Adios, Lou Reed

Ever since I read my first Internet encyclopedia articles on Soundgarden back in the dial-up days, I’ve been meaning to check out The Velvet Underground, who were frequently cited as influences to these and other amazing artists. That means I’ve procrastinated on right-clicking those links for fifteen years. Today I finally read an article that included a brief history of The Velvet Underground because it was a rock and roll obituary for Lou Reed.

Until today, the only song I’ve knowingly enjoyed by this artist is his cover of “This Magic Moment,” but after reading the below paragraph from Andrew Barker’s excellent article in Variety, I had to listen to “Heroin” because the description was strikingly familiar…

“While gently arpeggiating a simple two-chord pattern, Reed charted a stream-of-consciousness monologue that wound through the regrets, hopeless dreams and desperate justifications of a user in the act of injecting, while, as musical counterpoint, the song’s tempo gradually increased and Cale’s low, ambient electric viola built to squalls of feedback, drowning out all the other instruments.”

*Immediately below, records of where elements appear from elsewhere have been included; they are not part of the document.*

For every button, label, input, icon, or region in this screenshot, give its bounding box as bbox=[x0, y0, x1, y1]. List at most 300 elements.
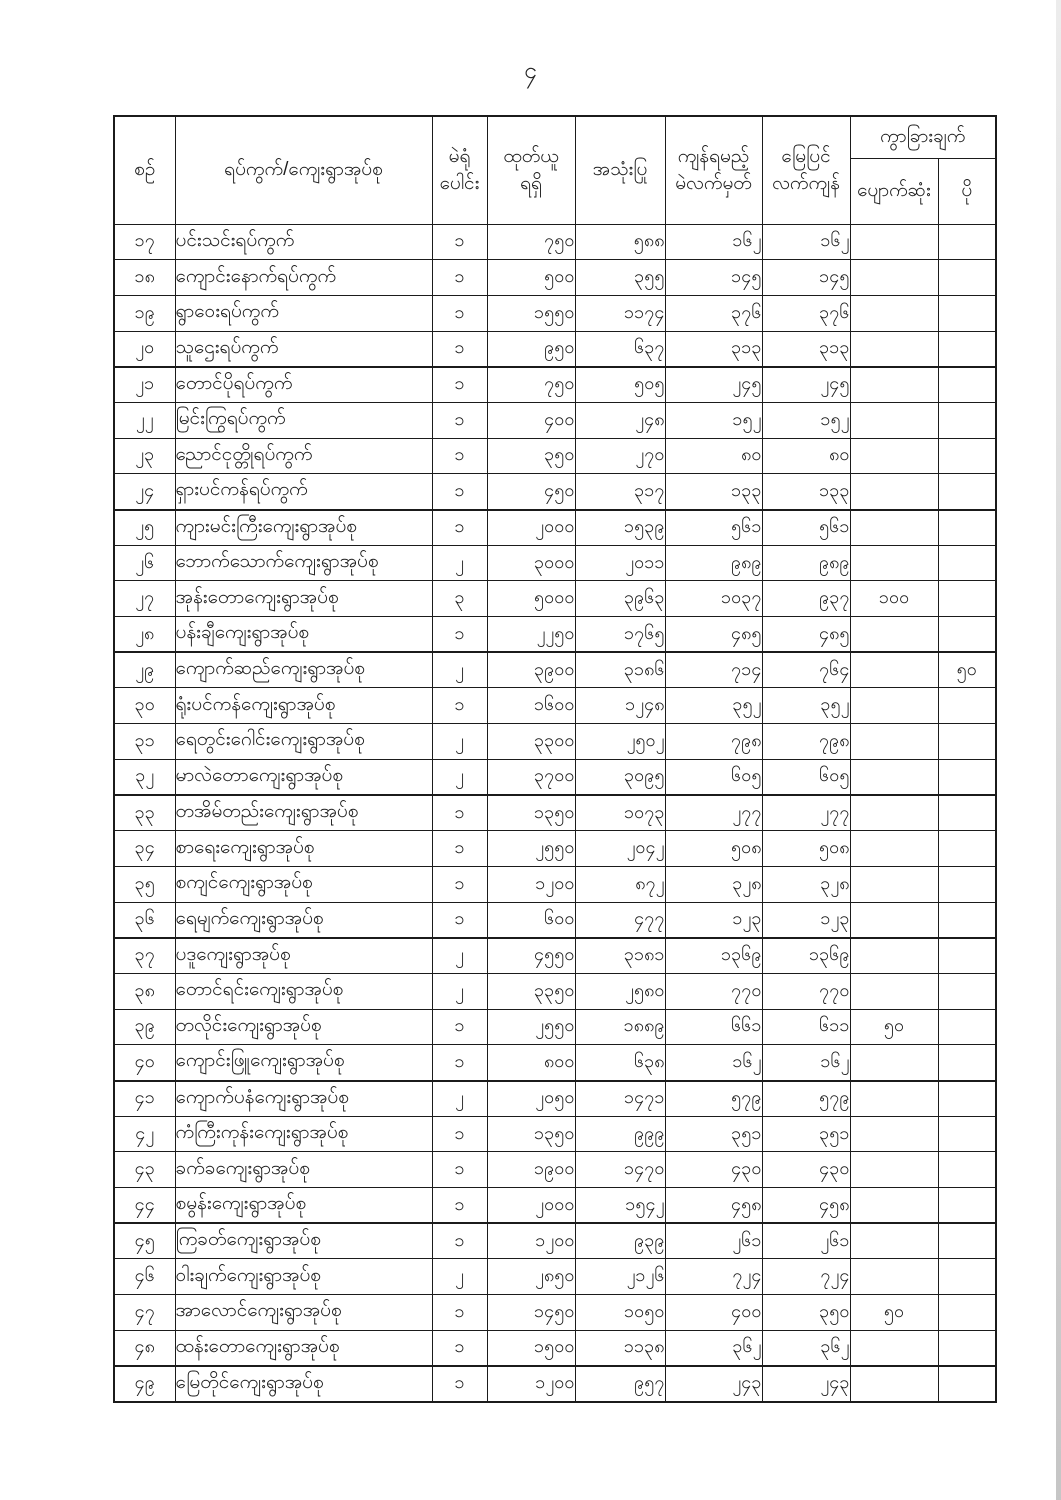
received-cell: ၇၅၀ bbox=[487, 224, 575, 260]
name-cell: ပင်းသင်းရပ်ကွက် bbox=[175, 224, 432, 260]
used-cell: ၁၈၈၉ bbox=[575, 1009, 665, 1045]
name-cell: ညောင်ငုတ္တိုရပ်ကွက် bbox=[175, 438, 432, 474]
extra-cell bbox=[938, 973, 996, 1009]
used-cell: ၂၄၈ bbox=[575, 402, 665, 438]
remaining-cell: ၂၄၃ bbox=[665, 1366, 762, 1402]
received-cell: ၃၃၀၀ bbox=[487, 724, 575, 760]
serial-cell: ၃၄ bbox=[114, 831, 175, 867]
received-cell: ၆၀၀ bbox=[487, 902, 575, 938]
received-cell: ၃၃၅၀ bbox=[487, 973, 575, 1009]
extra-cell bbox=[938, 331, 996, 367]
used-cell: ၃၁၈၁ bbox=[575, 938, 665, 974]
used-cell: ၃၅၅ bbox=[575, 260, 665, 296]
serial-cell: ၃၈ bbox=[114, 973, 175, 1009]
stations-cell: ၁ bbox=[432, 1116, 487, 1152]
used-cell: ၉၃၉ bbox=[575, 1223, 665, 1259]
serial-cell: ၃၉ bbox=[114, 1009, 175, 1045]
ground-cell: ၂၄၃ bbox=[762, 1366, 850, 1402]
received-cell: ၁၂၀၀ bbox=[487, 1366, 575, 1402]
lost-cell bbox=[850, 510, 938, 546]
serial-cell: ၃၀ bbox=[114, 688, 175, 724]
serial-cell: ၁၉ bbox=[114, 295, 175, 331]
extra-cell: ၅၀ bbox=[938, 652, 996, 688]
stations-cell: ၂ bbox=[432, 545, 487, 581]
header-polling-stations bbox=[432, 116, 487, 224]
stations-cell: ၂ bbox=[432, 652, 487, 688]
name-cell: တအိမ်တည်းကျေးရွာအုပ်စု bbox=[175, 795, 432, 831]
remaining-cell: ၇၂၄ bbox=[665, 1259, 762, 1295]
used-cell: ၁၀၇၃ bbox=[575, 795, 665, 831]
received-cell: ၂၀၀၀ bbox=[487, 510, 575, 546]
received-cell: ၂၅၅၀ bbox=[487, 1009, 575, 1045]
header-received bbox=[487, 116, 575, 224]
stations-cell: ၁ bbox=[432, 1330, 487, 1366]
used-cell: ၂၅၈၀ bbox=[575, 973, 665, 1009]
table-row bbox=[114, 581, 996, 617]
stations-cell: ၁ bbox=[432, 1223, 487, 1259]
serial-cell: ၂၆ bbox=[114, 545, 175, 581]
header-remaining-due bbox=[665, 116, 762, 224]
extra-cell bbox=[938, 688, 996, 724]
extra-cell bbox=[938, 581, 996, 617]
name-cell: ပဒူကျေးရွာအုပ်စု bbox=[175, 938, 432, 974]
received-cell: ၁၆၀၀ bbox=[487, 688, 575, 724]
table-header bbox=[114, 116, 996, 224]
table-row bbox=[114, 688, 996, 724]
extra-cell bbox=[938, 1330, 996, 1366]
name-cell: ဝါးချက်ကျေးရွာအုပ်စု bbox=[175, 1259, 432, 1295]
table-row bbox=[114, 474, 996, 510]
lost-cell bbox=[850, 438, 938, 474]
stations-cell: ၁ bbox=[432, 224, 487, 260]
serial-cell: ၂၅ bbox=[114, 510, 175, 546]
stations-cell: ၂ bbox=[432, 1081, 487, 1117]
lost-cell bbox=[850, 759, 938, 795]
used-cell: ၁၄၇၀ bbox=[575, 1152, 665, 1188]
name-cell: ကျောင်းဖြူကျေးရွာအုပ်စု bbox=[175, 1045, 432, 1081]
lost-cell bbox=[850, 1152, 938, 1188]
ground-cell: ၂၄၅ bbox=[762, 367, 850, 403]
lost-cell bbox=[850, 617, 938, 653]
ground-cell: ၃၅၁ bbox=[762, 1116, 850, 1152]
ballot-table bbox=[113, 115, 997, 1403]
remaining-cell: ၃၅၂ bbox=[665, 688, 762, 724]
received-cell: ၃၅၀ bbox=[487, 438, 575, 474]
lost-cell bbox=[850, 973, 938, 1009]
serial-cell: ၃၇ bbox=[114, 938, 175, 974]
extra-cell bbox=[938, 724, 996, 760]
name-cell: မြင်းကြွရပ်ကွက် bbox=[175, 402, 432, 438]
used-cell: ၂၀၄၂ bbox=[575, 831, 665, 867]
extra-cell bbox=[938, 1081, 996, 1117]
table-row bbox=[114, 617, 996, 653]
remaining-cell: ၁၅၂ bbox=[665, 402, 762, 438]
lost-cell bbox=[850, 474, 938, 510]
remaining-cell: ၁၆၂ bbox=[665, 224, 762, 260]
serial-cell: ၄၂ bbox=[114, 1116, 175, 1152]
used-cell: ၁၅၃၉ bbox=[575, 510, 665, 546]
header-used bbox=[575, 116, 665, 224]
serial-cell: ၄၆ bbox=[114, 1259, 175, 1295]
remaining-cell: ၁၃၆၉ bbox=[665, 938, 762, 974]
lost-cell bbox=[850, 402, 938, 438]
remaining-cell: ၃၁၃ bbox=[665, 331, 762, 367]
name-cell: ကျားမင်းကြီးကျေးရွာအုပ်စု bbox=[175, 510, 432, 546]
lost-cell bbox=[850, 260, 938, 296]
received-cell: ၉၅၀ bbox=[487, 331, 575, 367]
serial-cell: ၃၆ bbox=[114, 902, 175, 938]
table-row bbox=[114, 438, 996, 474]
table-row bbox=[114, 224, 996, 260]
name-cell: ကျောက်ပနံကျေးရွာအုပ်စု bbox=[175, 1081, 432, 1117]
name-cell: စကျင်ကျေးရွာအုပ်စု bbox=[175, 866, 432, 902]
stations-cell: ၂ bbox=[432, 724, 487, 760]
serial-cell: ၂၂ bbox=[114, 402, 175, 438]
extra-cell bbox=[938, 438, 996, 474]
serial-cell: ၁၇ bbox=[114, 224, 175, 260]
serial-cell: ၂၄ bbox=[114, 474, 175, 510]
lost-cell bbox=[850, 545, 938, 581]
stations-cell: ၁ bbox=[432, 795, 487, 831]
serial-cell: ၄၁ bbox=[114, 1081, 175, 1117]
used-cell: ၉၉၉ bbox=[575, 1116, 665, 1152]
ground-cell: ၆၀၅ bbox=[762, 759, 850, 795]
stations-cell: ၃ bbox=[432, 581, 487, 617]
used-cell: ၂၁၂၆ bbox=[575, 1259, 665, 1295]
ground-cell: ၅၇၉ bbox=[762, 1081, 850, 1117]
stations-cell: ၁ bbox=[432, 331, 487, 367]
ground-cell: ၄၅၈ bbox=[762, 1188, 850, 1224]
lost-cell bbox=[850, 724, 938, 760]
extra-cell bbox=[938, 402, 996, 438]
lost-cell bbox=[850, 688, 938, 724]
lost-cell bbox=[850, 938, 938, 974]
lost-cell bbox=[850, 652, 938, 688]
received-cell: ၄၅၀ bbox=[487, 474, 575, 510]
received-cell: ၈၀၀ bbox=[487, 1045, 575, 1081]
name-cell: အုန်းတောကျေးရွာအုပ်စု bbox=[175, 581, 432, 617]
remaining-cell: ၄၈၅ bbox=[665, 617, 762, 653]
extra-cell bbox=[938, 1259, 996, 1295]
stations-cell: ၂ bbox=[432, 973, 487, 1009]
header-ground-balance-line2: လက်ကျန် bbox=[772, 173, 840, 195]
used-cell: ၁၅၄၂ bbox=[575, 1188, 665, 1224]
header-ground-balance bbox=[762, 116, 850, 224]
lost-cell bbox=[850, 367, 938, 403]
table-row bbox=[114, 295, 996, 331]
lost-cell: ၅၀ bbox=[850, 1009, 938, 1045]
extra-cell bbox=[938, 367, 996, 403]
header-extra-label: ပို bbox=[961, 180, 973, 202]
table-row bbox=[114, 1116, 996, 1152]
stations-cell: ၁ bbox=[432, 438, 487, 474]
remaining-cell: ၉၈၉ bbox=[665, 545, 762, 581]
remaining-cell: ၂၇၇ bbox=[665, 795, 762, 831]
received-cell: ၁၃၅၀ bbox=[487, 1116, 575, 1152]
stations-cell: ၁ bbox=[432, 1366, 487, 1402]
name-cell: စမွန်းကျေးရွာအုပ်စု bbox=[175, 1188, 432, 1224]
stations-cell: ၁ bbox=[432, 260, 487, 296]
ground-cell: ၁၅၂ bbox=[762, 402, 850, 438]
remaining-cell: ၈၀ bbox=[665, 438, 762, 474]
table-row bbox=[114, 938, 996, 974]
stations-cell: ၁ bbox=[432, 688, 487, 724]
remaining-cell: ၃၂၈ bbox=[665, 866, 762, 902]
received-cell: ၇၅၀ bbox=[487, 367, 575, 403]
received-cell: ၄၀၀ bbox=[487, 402, 575, 438]
table-row bbox=[114, 724, 996, 760]
name-cell: မာလဲတောကျေးရွာအုပ်စု bbox=[175, 759, 432, 795]
ground-cell: ၇၆၄ bbox=[762, 652, 850, 688]
extra-cell bbox=[938, 1295, 996, 1331]
lost-cell bbox=[850, 1081, 938, 1117]
lost-cell: ၁၀၀ bbox=[850, 581, 938, 617]
used-cell: ၂၇၀ bbox=[575, 438, 665, 474]
used-cell: ၄၇၇ bbox=[575, 902, 665, 938]
name-cell: ဘောက်သောက်ကျေးရွာအုပ်စု bbox=[175, 545, 432, 581]
header-lost bbox=[850, 158, 938, 224]
used-cell: ၁၁၃၈ bbox=[575, 1330, 665, 1366]
header-polling-stations-line2: ပေါင်း bbox=[439, 173, 480, 195]
name-cell: တောင်ရင်းကျေးရွာအုပ်စု bbox=[175, 973, 432, 1009]
remaining-cell: ၁၀၃၇ bbox=[665, 581, 762, 617]
received-cell: ၅၀၀ bbox=[487, 260, 575, 296]
serial-cell: ၄၈ bbox=[114, 1330, 175, 1366]
extra-cell bbox=[938, 224, 996, 260]
header-received-line1: ထုတ်ယူ bbox=[503, 145, 559, 167]
ground-cell: ၈၀ bbox=[762, 438, 850, 474]
ground-cell: ၁၆၂ bbox=[762, 1045, 850, 1081]
received-cell: ၅၀၀၀ bbox=[487, 581, 575, 617]
table-row bbox=[114, 1223, 996, 1259]
received-cell: ၂၈၅၀ bbox=[487, 1259, 575, 1295]
table-row bbox=[114, 759, 996, 795]
used-cell: ၆၃၈ bbox=[575, 1045, 665, 1081]
serial-cell: ၂၀ bbox=[114, 331, 175, 367]
remaining-cell: ၅၇၉ bbox=[665, 1081, 762, 1117]
stations-cell: ၁ bbox=[432, 1045, 487, 1081]
remaining-cell: ၁၂၃ bbox=[665, 902, 762, 938]
extra-cell bbox=[938, 617, 996, 653]
name-cell: ရုံးပင်ကန်ကျေးရွာအုပ်စု bbox=[175, 688, 432, 724]
header-remaining-due-line2: မဲလက်မှတ် bbox=[675, 173, 752, 195]
ground-cell: ၁၆၂ bbox=[762, 224, 850, 260]
stations-cell: ၁ bbox=[432, 295, 487, 331]
stations-cell: ၂ bbox=[432, 1259, 487, 1295]
remaining-cell: ၇၁၄ bbox=[665, 652, 762, 688]
used-cell: ၃၁၇ bbox=[575, 474, 665, 510]
header-difference-label: ကွာခြားချက် bbox=[880, 126, 966, 148]
stations-cell: ၁ bbox=[432, 474, 487, 510]
stations-cell: ၁ bbox=[432, 617, 487, 653]
received-cell: ၁၂၀၀ bbox=[487, 866, 575, 902]
used-cell: ၆၃၇ bbox=[575, 331, 665, 367]
remaining-cell: ၄၀၀ bbox=[665, 1295, 762, 1331]
stations-cell: ၂ bbox=[432, 759, 487, 795]
remaining-cell: ၄၃၀ bbox=[665, 1152, 762, 1188]
received-cell: ၃၀၀၀ bbox=[487, 545, 575, 581]
remaining-cell: ၁၄၅ bbox=[665, 260, 762, 296]
used-cell: ၁၂၄၈ bbox=[575, 688, 665, 724]
received-cell: ၂၅၅၀ bbox=[487, 831, 575, 867]
header-difference bbox=[850, 116, 996, 158]
remaining-cell: ၁၃၃ bbox=[665, 474, 762, 510]
remaining-cell: ၁၆၂ bbox=[665, 1045, 762, 1081]
extra-cell bbox=[938, 1152, 996, 1188]
name-cell: ခက်ခကျေးရွာအုပ်စု bbox=[175, 1152, 432, 1188]
ground-cell: ၂၆၁ bbox=[762, 1223, 850, 1259]
received-cell: ၂၂၅၀ bbox=[487, 617, 575, 653]
received-cell: ၁၅၅၀ bbox=[487, 295, 575, 331]
header-ward-village-label: ရပ်ကွက်/ကျေးရွာအုပ်စု bbox=[224, 159, 383, 181]
table-row bbox=[114, 545, 996, 581]
ground-cell: ၇၇၀ bbox=[762, 973, 850, 1009]
extra-cell bbox=[938, 1188, 996, 1224]
extra-cell bbox=[938, 545, 996, 581]
remaining-cell: ၂၆၁ bbox=[665, 1223, 762, 1259]
name-cell: ကံကြီးကုန်းကျေးရွာအုပ်စု bbox=[175, 1116, 432, 1152]
ground-cell: ၁၃၆၉ bbox=[762, 938, 850, 974]
lost-cell bbox=[850, 1259, 938, 1295]
extra-cell bbox=[938, 1116, 996, 1152]
serial-cell: ၁၈ bbox=[114, 260, 175, 296]
header-extra bbox=[938, 158, 996, 224]
received-cell: ၁၂၀၀ bbox=[487, 1223, 575, 1259]
table-row bbox=[114, 652, 996, 688]
name-cell: ပန်းချီကျေးရွာအုပ်စု bbox=[175, 617, 432, 653]
serial-cell: ၃၂ bbox=[114, 759, 175, 795]
used-cell: ၁၄၇၁ bbox=[575, 1081, 665, 1117]
table-row bbox=[114, 402, 996, 438]
name-cell: စာရေးကျေးရွာအုပ်စု bbox=[175, 831, 432, 867]
name-cell: တောင်ပိုရပ်ကွက် bbox=[175, 367, 432, 403]
table-row bbox=[114, 973, 996, 1009]
serial-cell: ၄၇ bbox=[114, 1295, 175, 1331]
used-cell: ၃၀၉၅ bbox=[575, 759, 665, 795]
ground-cell: ၉၈၉ bbox=[762, 545, 850, 581]
remaining-cell: ၅၀၈ bbox=[665, 831, 762, 867]
stations-cell: ၁ bbox=[432, 1188, 487, 1224]
table-row bbox=[114, 510, 996, 546]
remaining-cell: ၃၆၂ bbox=[665, 1330, 762, 1366]
ground-cell: ၁၂၃ bbox=[762, 902, 850, 938]
used-cell: ၅၀၅ bbox=[575, 367, 665, 403]
table-body bbox=[114, 224, 996, 1402]
stations-cell: ၁ bbox=[432, 902, 487, 938]
header-remaining-due-line1: ကျန်ရမည့် bbox=[677, 145, 750, 167]
extra-cell bbox=[938, 902, 996, 938]
ground-cell: ၃၁၃ bbox=[762, 331, 850, 367]
table-row bbox=[114, 260, 996, 296]
ground-cell: ၄၈၅ bbox=[762, 617, 850, 653]
received-cell: ၃၇၀၀ bbox=[487, 759, 575, 795]
stations-cell: ၁ bbox=[432, 831, 487, 867]
lost-cell bbox=[850, 1223, 938, 1259]
extra-cell bbox=[938, 938, 996, 974]
remaining-cell: ၃၅၁ bbox=[665, 1116, 762, 1152]
lost-cell bbox=[850, 795, 938, 831]
ground-cell: ၃၆၂ bbox=[762, 1330, 850, 1366]
ground-cell: ၇၂၄ bbox=[762, 1259, 850, 1295]
header-serial bbox=[114, 116, 175, 224]
table-row bbox=[114, 367, 996, 403]
ground-cell: ၇၉၈ bbox=[762, 724, 850, 760]
lost-cell bbox=[850, 295, 938, 331]
lost-cell: ၅၀ bbox=[850, 1295, 938, 1331]
lost-cell bbox=[850, 1330, 938, 1366]
ground-cell: ၅၆၁ bbox=[762, 510, 850, 546]
extra-cell bbox=[938, 1045, 996, 1081]
received-cell: ၃၉၀၀ bbox=[487, 652, 575, 688]
table-row bbox=[114, 1295, 996, 1331]
remaining-cell: ၄၅၈ bbox=[665, 1188, 762, 1224]
table-row bbox=[114, 1045, 996, 1081]
lost-cell bbox=[850, 831, 938, 867]
ground-cell: ၉၃၇ bbox=[762, 581, 850, 617]
lost-cell bbox=[850, 1366, 938, 1402]
used-cell: ၃၉၆၃ bbox=[575, 581, 665, 617]
table-row bbox=[114, 902, 996, 938]
remaining-cell: ၂၄၅ bbox=[665, 367, 762, 403]
serial-cell: ၃၅ bbox=[114, 866, 175, 902]
name-cell: ရေမျက်ကျေးရွာအုပ်စု bbox=[175, 902, 432, 938]
name-cell: တလိုင်းကျေးရွာအုပ်စု bbox=[175, 1009, 432, 1045]
extra-cell bbox=[938, 510, 996, 546]
extra-cell bbox=[938, 759, 996, 795]
name-cell: ကြခတ်ကျေးရွာအုပ်စု bbox=[175, 1223, 432, 1259]
extra-cell bbox=[938, 831, 996, 867]
remaining-cell: ၇၇၀ bbox=[665, 973, 762, 1009]
serial-cell: ၄၄ bbox=[114, 1188, 175, 1224]
serial-cell: ၄၉ bbox=[114, 1366, 175, 1402]
name-cell: ရွာဝေးရပ်ကွက် bbox=[175, 295, 432, 331]
ground-cell: ၂၇၇ bbox=[762, 795, 850, 831]
ground-cell: ၃၇၆ bbox=[762, 295, 850, 331]
serial-cell: ၃၃ bbox=[114, 795, 175, 831]
table-row bbox=[114, 1152, 996, 1188]
header-used-label: အသုံးပြု bbox=[592, 159, 648, 181]
table-row bbox=[114, 1009, 996, 1045]
used-cell: ၂၅၀၂ bbox=[575, 724, 665, 760]
used-cell: ၁၀၅၀ bbox=[575, 1295, 665, 1331]
used-cell: ၈၇၂ bbox=[575, 866, 665, 902]
used-cell: ၁၁၇၄ bbox=[575, 295, 665, 331]
received-cell: ၁၄၅၀ bbox=[487, 1295, 575, 1331]
serial-cell: ၂၁ bbox=[114, 367, 175, 403]
serial-cell: ၂၉ bbox=[114, 652, 175, 688]
scan-edge-artifact bbox=[1056, 0, 1061, 1500]
lost-cell bbox=[850, 224, 938, 260]
extra-cell bbox=[938, 1009, 996, 1045]
stations-cell: ၁ bbox=[432, 1009, 487, 1045]
ground-cell: ၅၀၈ bbox=[762, 831, 850, 867]
extra-cell bbox=[938, 260, 996, 296]
table-row bbox=[114, 831, 996, 867]
extra-cell bbox=[938, 295, 996, 331]
ground-cell: ၁၄၅ bbox=[762, 260, 850, 296]
stations-cell: ၁ bbox=[432, 510, 487, 546]
used-cell: ၅၈၈ bbox=[575, 224, 665, 260]
stations-cell: ၁ bbox=[432, 1295, 487, 1331]
name-cell: အာလောင်ကျေးရွာအုပ်စု bbox=[175, 1295, 432, 1331]
used-cell: ၃၁၈၆ bbox=[575, 652, 665, 688]
ground-cell: ၃၅၂ bbox=[762, 688, 850, 724]
used-cell: ၁၇၆၅ bbox=[575, 617, 665, 653]
stations-cell: ၁ bbox=[432, 866, 487, 902]
table-row bbox=[114, 1259, 996, 1295]
received-cell: ၁၉၀၀ bbox=[487, 1152, 575, 1188]
lost-cell bbox=[850, 902, 938, 938]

Well, shit – Rammstein’s Till Lindemann must’ve been one of the 30,000 people who bought The Velvet Undergound’s debut album in the first five years because the lyrics to my favorite Rammstein song, “Adios,” describe an addict and his relationship with the drug as such:

Er nimmt die Nadel von der Ader He takes the needle from the vein
die Melodie fährt aus der Haut the melody travels out of the skin
Geigen brennen mit Gekreisch violins burn with shrieking
Harfen schneiden sich ins Fleisch harps cut the flesh
er hat die Augen aufgemacht he has opened his eyes
doch er ist nicht aufgewacht but he is not awake

[translation taken from here.]

I wish I had something more profound to add besides pointing out the obvious with a sledgehammer here. I just got so excited when I read that paragraph because I love discovering connections between artists that seem as disparate as Lou Reed and Rammstein. (I had not heard about the Metallica collaboration until just now.) Then again, The Velvet Underground repeatedly show up in my research as artists who influenced a lot of my musical heroes like PJ Harvey and Layne Staley, what with Reed’s “streetwise switchblade poet persona.” Who could resist being inspired by that?

If it hadn’t taken a decade and a half for me to finally follow up on those links, I might’ve enjoyed Rammstein’s nod and felt smarter. Lord knows I don’t need any help being smug and pretentious, but you, dear reader, will probably find it worth your time to hit the Wikipedia article linked above if you’re any kind of rock and roll poetry lover at all.

So Lou Reed, I hardly knew thee, but thank you for breaking open the inhibitions of the many wonderful artists who would rise in your wake. I owe some of the best of my music collection to your work.